Thanks to Joan Wilentz, The TMJ Association's editor for this summary.
A recent article that appeared in Current Rheumatology Reviews by a Spanish and a Scandinavian author* underscores the complexity of temporomandibular disorders (TMD). The authors note that these painful conditions have been discussed for over 70 years without reaching consensus on either their causes or treatment. As a service to the research field they have reviewed the most recent studies for which there is valid scientific evidence relating to the epidemiology, symptoms, diagnosis, pathophysiology, management of myofascial TMD, and making suggestions for future research. "Myofascial" refers to the fibrous tissue that sheathes the chewing muscles and other tissues associated with the TM joint. It is the more common form of TMD, as opposed to conditions confined to the joint itself, such as disc displacement.

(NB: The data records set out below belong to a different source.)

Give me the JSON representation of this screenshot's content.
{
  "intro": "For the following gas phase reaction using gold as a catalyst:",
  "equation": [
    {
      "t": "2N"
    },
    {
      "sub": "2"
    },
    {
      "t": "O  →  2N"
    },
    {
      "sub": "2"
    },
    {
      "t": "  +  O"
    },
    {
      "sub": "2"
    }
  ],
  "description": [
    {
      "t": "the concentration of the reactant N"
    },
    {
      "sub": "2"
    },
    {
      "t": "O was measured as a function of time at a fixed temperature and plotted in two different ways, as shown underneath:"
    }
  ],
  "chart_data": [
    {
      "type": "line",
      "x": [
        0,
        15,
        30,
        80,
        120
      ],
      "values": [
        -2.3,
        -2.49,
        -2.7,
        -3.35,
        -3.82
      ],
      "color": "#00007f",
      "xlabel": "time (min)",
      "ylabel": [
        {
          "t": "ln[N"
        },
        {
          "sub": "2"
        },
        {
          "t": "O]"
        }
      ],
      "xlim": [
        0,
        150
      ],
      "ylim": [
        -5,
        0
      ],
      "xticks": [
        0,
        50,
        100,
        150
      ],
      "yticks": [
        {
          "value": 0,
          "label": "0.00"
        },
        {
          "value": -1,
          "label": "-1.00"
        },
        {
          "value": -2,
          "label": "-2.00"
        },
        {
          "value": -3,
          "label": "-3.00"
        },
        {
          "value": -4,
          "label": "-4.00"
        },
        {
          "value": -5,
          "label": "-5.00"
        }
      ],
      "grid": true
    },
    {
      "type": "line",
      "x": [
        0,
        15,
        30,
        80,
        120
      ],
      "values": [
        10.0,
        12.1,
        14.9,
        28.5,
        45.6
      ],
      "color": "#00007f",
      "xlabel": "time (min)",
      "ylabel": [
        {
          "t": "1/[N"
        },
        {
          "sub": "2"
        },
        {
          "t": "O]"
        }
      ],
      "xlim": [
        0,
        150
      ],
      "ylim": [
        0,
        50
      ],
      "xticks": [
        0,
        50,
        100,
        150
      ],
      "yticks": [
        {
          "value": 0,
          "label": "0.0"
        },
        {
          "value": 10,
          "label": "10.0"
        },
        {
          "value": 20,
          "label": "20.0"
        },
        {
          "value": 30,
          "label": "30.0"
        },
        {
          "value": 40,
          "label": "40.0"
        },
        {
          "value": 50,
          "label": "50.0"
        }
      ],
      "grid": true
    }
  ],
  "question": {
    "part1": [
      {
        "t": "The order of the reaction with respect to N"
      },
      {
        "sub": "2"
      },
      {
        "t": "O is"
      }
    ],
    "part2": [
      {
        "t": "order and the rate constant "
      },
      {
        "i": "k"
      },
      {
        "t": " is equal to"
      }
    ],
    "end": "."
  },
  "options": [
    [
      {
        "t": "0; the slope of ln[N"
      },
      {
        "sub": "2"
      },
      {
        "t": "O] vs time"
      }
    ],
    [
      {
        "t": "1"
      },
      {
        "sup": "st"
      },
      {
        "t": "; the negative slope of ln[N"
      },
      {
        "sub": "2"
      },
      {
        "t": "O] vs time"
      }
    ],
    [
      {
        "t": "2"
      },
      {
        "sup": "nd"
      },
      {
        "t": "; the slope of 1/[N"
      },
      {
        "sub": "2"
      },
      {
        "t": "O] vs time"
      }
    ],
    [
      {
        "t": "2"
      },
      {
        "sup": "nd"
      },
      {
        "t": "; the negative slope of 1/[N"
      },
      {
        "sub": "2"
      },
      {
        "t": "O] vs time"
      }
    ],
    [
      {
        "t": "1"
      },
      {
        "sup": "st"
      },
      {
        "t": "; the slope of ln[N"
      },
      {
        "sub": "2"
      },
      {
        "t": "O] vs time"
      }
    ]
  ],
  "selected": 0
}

The investigators conclude that TMD represents a complex and multifaceted pain disorder that may involve genetics, nervous system peripheral or central sensitization, and a range of psychological, behavioral and other variables. Most importantly, they emphasize that proper management of patients with myofascial TMD must be multimodal, including health care professionals besides dentists. Also, "Proper therapeutic interventions should see things from a personalized patient's point of view," they say, "including active listening, empathy, and addressing psycho-social issues," adding that "Patient-centered care involves shared decision making with mutual respect between clinicians and individuals."
Included in the management section of the paper is a table evaluating a range of treatment options, such as manual and physical therapies, psychological approaches, acupuncture and orthodontics, rating the strength or weakness of evidence for their effectiveness. While the article is lengthy and not written for the general reader, we believe that it will help those who live with TMD or care for a TMD patient in validating that the pain is real, that it is associated with a multitude of risk factors, that symptoms can vary and that patients deserve treatment that takes into consideration their unique set of clinical findings and history.
* Fernandez-de-Las-Penas C1, Svensson P., Myofascial Temporomandibular Disorder. Curr Rheumatol Rev. 2016;12(1):40-54.